Nate might’ve been dead then if Iveera hadn’t ripped her spear free from the dark titan’s shoulder and taken another try.
Her spear stabbed through nothing but thin air. It wasn’t until Nate hit the ground, gasping for breath, that he understood why. The Black Knight was already halfway across the cathedral, scooping the Merlin’s limp form up by the chains and turning for the dais at the head of the hall. Another flash step, and he was at the shrine with the Merlin, reaching a black gauntlet for the whirling Beacon.
Nate watched in a helpless stupor as Iveera leapt forward, rocketing toward the altar. Then the Black Knight palmed the Beacon, and a tsunami of wind and raw force detonated through the cathedral, hurling Iveera back and slapping Nate several splashing bounces across the stone.

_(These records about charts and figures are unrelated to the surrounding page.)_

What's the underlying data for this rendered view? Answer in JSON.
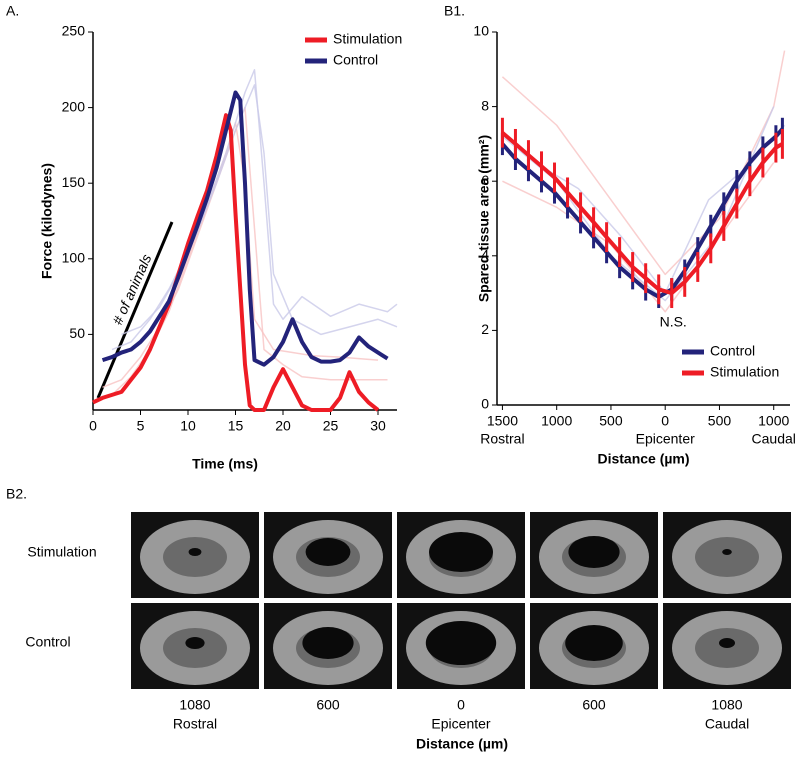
{
  "chart_data": [
    {
      "type": "line",
      "panel": "A.",
      "xlabel": "Time (ms)",
      "ylabel": "Force (kilodynes)",
      "xlim": [
        0,
        32
      ],
      "ylim": [
        0,
        250
      ],
      "xticks": [
        0,
        5,
        10,
        15,
        20,
        25,
        30
      ],
      "yticks": [
        50,
        100,
        150,
        200,
        250
      ],
      "legend": "upper right",
      "annotation": "# of animals",
      "series": [
        {
          "color": "#f7c3c3",
          "x": [
            0,
            2,
            4,
            6,
            8,
            10,
            12,
            14,
            15,
            16,
            17,
            19,
            21,
            23,
            26,
            28,
            30
          ],
          "values": [
            5,
            10,
            22,
            40,
            65,
            100,
            135,
            170,
            190,
            150,
            60,
            40,
            38,
            36,
            35,
            34,
            33
          ]
        },
        {
          "color": "#f7c3c3",
          "x": [
            1,
            3,
            5,
            7,
            9,
            11,
            13,
            15,
            16,
            17,
            18,
            20,
            22,
            25,
            28,
            31
          ],
          "values": [
            15,
            20,
            35,
            55,
            80,
            115,
            150,
            185,
            200,
            120,
            40,
            30,
            22,
            20,
            20,
            20
          ]
        },
        {
          "color": "#c9c9e8",
          "x": [
            2,
            4,
            6,
            8,
            10,
            12,
            14,
            16,
            17,
            18,
            19,
            20,
            22,
            25,
            28,
            31,
            32
          ],
          "values": [
            40,
            45,
            60,
            80,
            105,
            135,
            170,
            210,
            225,
            150,
            70,
            60,
            75,
            62,
            70,
            65,
            70
          ]
        },
        {
          "color": "#c9c9e8",
          "x": [
            3,
            5,
            7,
            9,
            11,
            13,
            15,
            17,
            18,
            19,
            21,
            24,
            27,
            30,
            32
          ],
          "values": [
            50,
            55,
            68,
            90,
            118,
            150,
            185,
            215,
            170,
            90,
            60,
            50,
            55,
            60,
            55
          ]
        },
        {
          "name": "Stimulation",
          "color": "#ee1c25",
          "x": [
            0,
            1,
            2,
            3,
            4,
            5,
            6,
            7,
            8,
            9,
            10,
            11,
            12,
            13,
            14,
            14.5,
            15,
            15.5,
            16,
            16.5,
            17,
            18,
            19,
            20,
            21,
            22,
            23,
            24,
            25,
            26,
            27,
            28,
            29,
            30
          ],
          "values": [
            5,
            8,
            10,
            12,
            20,
            28,
            40,
            55,
            70,
            90,
            110,
            128,
            145,
            168,
            195,
            185,
            130,
            80,
            30,
            3,
            0,
            0,
            15,
            27,
            15,
            3,
            0,
            0,
            0,
            8,
            25,
            12,
            5,
            0
          ]
        },
        {
          "name": "Control",
          "color": "#23237a",
          "x": [
            1,
            2,
            3,
            4,
            5,
            6,
            7,
            8,
            9,
            10,
            11,
            12,
            13,
            14,
            15,
            15.5,
            16,
            16.5,
            17,
            18,
            19,
            20,
            21,
            22,
            23,
            24,
            25,
            26,
            27,
            28,
            29,
            30,
            31
          ],
          "values": [
            33,
            35,
            38,
            40,
            45,
            52,
            62,
            72,
            88,
            105,
            122,
            140,
            160,
            185,
            210,
            205,
            150,
            80,
            33,
            30,
            35,
            45,
            60,
            45,
            35,
            32,
            32,
            33,
            38,
            48,
            42,
            38,
            34
          ]
        }
      ]
    },
    {
      "type": "line",
      "panel": "B1.",
      "xlabel": "Distance (µm)",
      "ylabel": "Spared tissue area (mm²)",
      "xlim": [
        -1550,
        1150
      ],
      "ylim": [
        0,
        10
      ],
      "xticks": [
        {
          "value": -1500,
          "label": "1500"
        },
        {
          "value": -1000,
          "label": "1000"
        },
        {
          "value": -500,
          "label": "500"
        },
        0,
        500,
        {
          "value": 1000,
          "label": "1000"
        }
      ],
      "yticks": [
        0,
        2,
        4,
        6,
        8,
        10
      ],
      "legend": "lower right",
      "region_labels": [
        {
          "value": -1500,
          "label": "Rostral"
        },
        {
          "value": 0,
          "label": "Epicenter"
        },
        {
          "value": 1000,
          "label": "Caudal"
        }
      ],
      "annotation": "N.S.",
      "series": [
        {
          "color": "#f7c3c3",
          "x": [
            -1500,
            -1000,
            -500,
            0,
            500,
            1000,
            1100
          ],
          "values": [
            8.8,
            7.5,
            5.5,
            3.5,
            5,
            8,
            9.5
          ]
        },
        {
          "color": "#f7c3c3",
          "x": [
            -1500,
            -1000,
            -500,
            0,
            500,
            1000
          ],
          "values": [
            6,
            5.3,
            4.3,
            2.5,
            4.5,
            6.5
          ]
        },
        {
          "color": "#c9c9e8",
          "x": [
            -1500,
            -1000,
            -500,
            0,
            500,
            1000
          ],
          "values": [
            7.2,
            6.0,
            4.0,
            2.8,
            4.6,
            8.0
          ]
        },
        {
          "color": "#c9c9e8",
          "x": [
            -1200,
            -800,
            -400,
            0,
            400,
            800,
            1100
          ],
          "values": [
            6.5,
            5.8,
            4.5,
            3.0,
            5.5,
            6.5,
            7.5
          ]
        },
        {
          "name": "Control",
          "color": "#23237a",
          "x": [
            -1500,
            -1380,
            -1260,
            -1140,
            -1020,
            -900,
            -780,
            -660,
            -540,
            -420,
            -300,
            -180,
            -60,
            60,
            180,
            300,
            420,
            540,
            660,
            780,
            900,
            1020,
            1080
          ],
          "values": [
            7.0,
            6.6,
            6.3,
            6.0,
            5.7,
            5.3,
            4.9,
            4.5,
            4.1,
            3.7,
            3.4,
            3.1,
            2.9,
            3.1,
            3.6,
            4.2,
            4.8,
            5.4,
            6.0,
            6.5,
            6.9,
            7.2,
            7.4
          ],
          "errors": [
            0.3,
            0.3,
            0.3,
            0.3,
            0.3,
            0.3,
            0.3,
            0.3,
            0.3,
            0.3,
            0.3,
            0.3,
            0.3,
            0.3,
            0.3,
            0.3,
            0.3,
            0.3,
            0.3,
            0.3,
            0.3,
            0.3,
            0.3
          ]
        },
        {
          "name": "Stimulation",
          "color": "#ee1c25",
          "x": [
            -1500,
            -1380,
            -1260,
            -1140,
            -1020,
            -900,
            -780,
            -660,
            -540,
            -420,
            -300,
            -180,
            -60,
            60,
            180,
            300,
            420,
            540,
            660,
            780,
            900,
            1020,
            1080
          ],
          "values": [
            7.3,
            7.0,
            6.7,
            6.4,
            6.1,
            5.7,
            5.3,
            4.9,
            4.5,
            4.1,
            3.7,
            3.4,
            3.1,
            3.0,
            3.3,
            3.7,
            4.2,
            4.8,
            5.4,
            6.0,
            6.5,
            6.9,
            7.0
          ],
          "errors": [
            0.4,
            0.4,
            0.4,
            0.4,
            0.4,
            0.4,
            0.4,
            0.4,
            0.4,
            0.4,
            0.4,
            0.4,
            0.4,
            0.4,
            0.4,
            0.4,
            0.4,
            0.4,
            0.4,
            0.4,
            0.4,
            0.4,
            0.4
          ]
        }
      ]
    }
  ],
  "figure_b2": {
    "panel": "B2.",
    "rows": [
      "Stimulation",
      "Control"
    ],
    "columns": [
      {
        "distance": "1080",
        "region": "Rostral"
      },
      {
        "distance": "600"
      },
      {
        "distance": "0",
        "region": "Epicenter"
      },
      {
        "distance": "600"
      },
      {
        "distance": "1080",
        "region": "Caudal"
      }
    ],
    "xlabel": "Distance (µm)"
  }
}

“Blind fools,” came the Black Knight’s voice, carrying unnaturally on the Beacon’s whipping winds. “Every last one of you.”
Then the maelstrom died, and the Black Knight was gone,
along with the Merlin and the Beacon.
Impossible, Ex whispered.
Nate only stared at the empty shrine, mind blank, barely even aware of Iveera landing softly in the shallow waters beside him. When he finally tore his eyes away to look up at her, she was fixed on the dais too, perfectly still, jin pressed flat to her head and expression safely hidden behind her faceplate.

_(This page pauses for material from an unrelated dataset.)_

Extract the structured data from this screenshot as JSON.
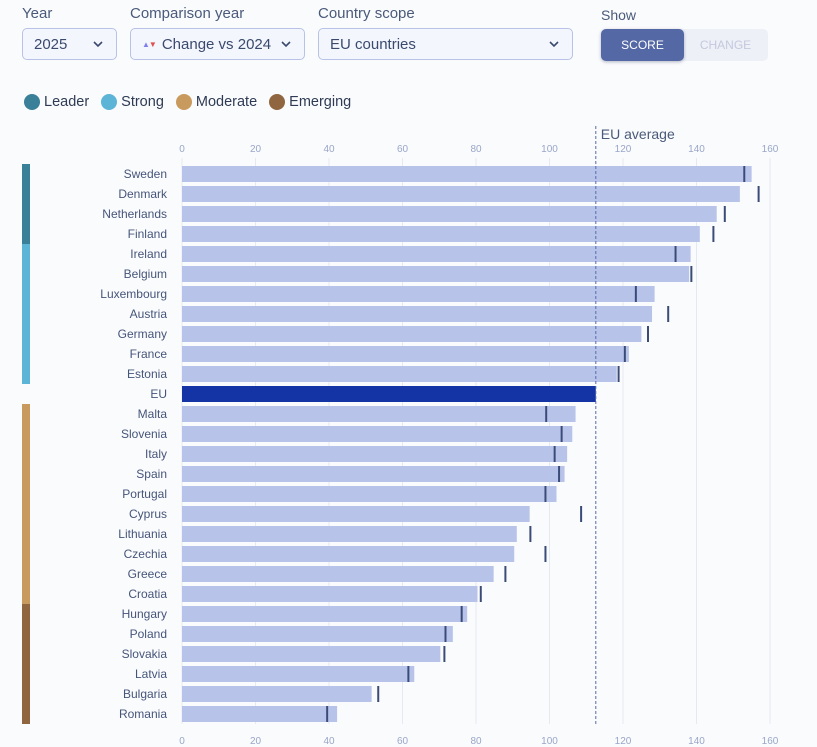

He wanted to ask her what had just happened—where the Black Knight had gone, what the hell they were supposed to do now—but something about the way she was standing there told him he wasn’t the only one who was lost right then.

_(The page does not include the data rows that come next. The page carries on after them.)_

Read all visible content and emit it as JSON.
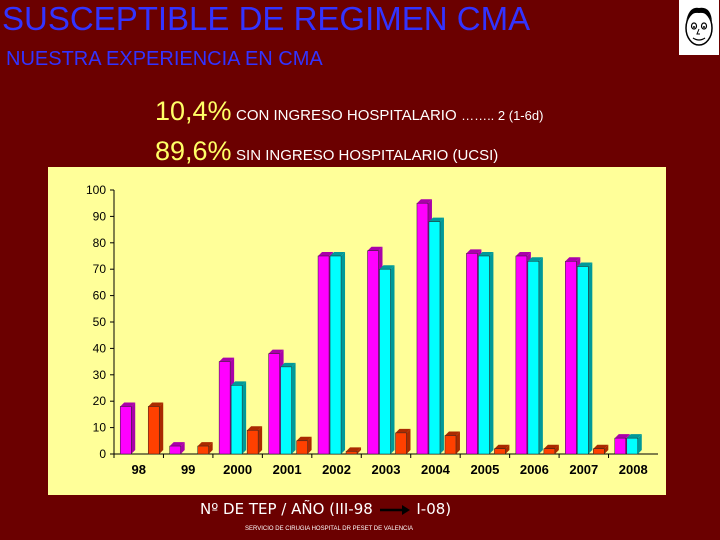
{
  "header": {
    "title": "SUSCEPTIBLE DE REGIMEN CMA",
    "subtitle": "NUESTRA EXPERIENCIA EN CMA"
  },
  "stats": [
    {
      "pct": "10,4%",
      "text": "CON INGRESO HOSPITALARIO",
      "extra": "…….. 2 (1-6d)"
    },
    {
      "pct": "89,6%",
      "text": "SIN INGRESO HOSPITALARIO (UCSI)",
      "extra": ""
    }
  ],
  "footer": {
    "label": "Nº DE  TEP / AÑO (III-98",
    "label_end": "I-08)",
    "credit": "SERVICIO DE CIRUGIA HOSPITAL DR PESET DE VALENCIA"
  },
  "colors": {
    "background": "#6b0000",
    "plot_area": "#ffff99",
    "title": "#3333ff",
    "series_magenta": "#ff00ff",
    "series_cyan": "#00ffff",
    "series_orange": "#ff4000"
  },
  "chart_data": {
    "type": "bar",
    "categories": [
      "98",
      "99",
      "2000",
      "2001",
      "2002",
      "2003",
      "2004",
      "2005",
      "2006",
      "2007",
      "2008"
    ],
    "series": [
      {
        "values": [
          18,
          3,
          35,
          38,
          75,
          77,
          95,
          76,
          75,
          73,
          6
        ],
        "color": "#ff00ff"
      },
      {
        "values": [
          null,
          null,
          26,
          33,
          75,
          70,
          88,
          75,
          73,
          71,
          6
        ],
        "color": "#00ffff"
      },
      {
        "values": [
          18,
          3,
          9,
          5,
          1,
          8,
          7,
          2,
          2,
          2,
          null
        ],
        "color": "#ff4000"
      }
    ],
    "yticks": [
      "0",
      "10",
      "20",
      "30",
      "40",
      "50",
      "60",
      "70",
      "80",
      "90",
      "100"
    ],
    "ylim": [
      0,
      100
    ],
    "grid": false,
    "legend": "none"
  }
}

He was still trying to get the words out anyway when a faint cracking sound trickled down from the dome, horribly crisp on the unnaturally still air.
“Iveera?” he heard himself croak.
Another crack rang down as he raised his eyes, and another. More of them. Accelerating. He could see them now, spiderwebbing out through the stone like a fractured window under too much load.
I think perhaps we should leave.
He opened his mouth to suggest as much. A deep, reverberating crack split the air before he could, thin streams of water spouting from a dozen different points on the dome.
“Oh fuck,” Nate whispered.
Then the lost city of Atlantis began raining down on their heads.
44
Collapse
Iveera didn’t bother with words, just hefted him effortlessly to his feet and dragged him rather violently along toward the cathedral doors until he got himself under control enough to follow her lead. Even then, she didn’t let go. Spurred on by the heavy splashing thud of falling stone somewhere behind, Nate didn’t argue.
It was only when they reached the open doors that Iveera slowed, drawing to a halt with a frustrated hiss. Outside, water was falling on the city of Atlantis in too many places to count—a streaming trickle here, and fire hydrant jet stream there. Nate listened to the dome’s spreading song of cracking glass in mesmerized horror, recalling what Ex had said about the Beacon potentially being the one thing that’d kept this city standing for the past thousand years.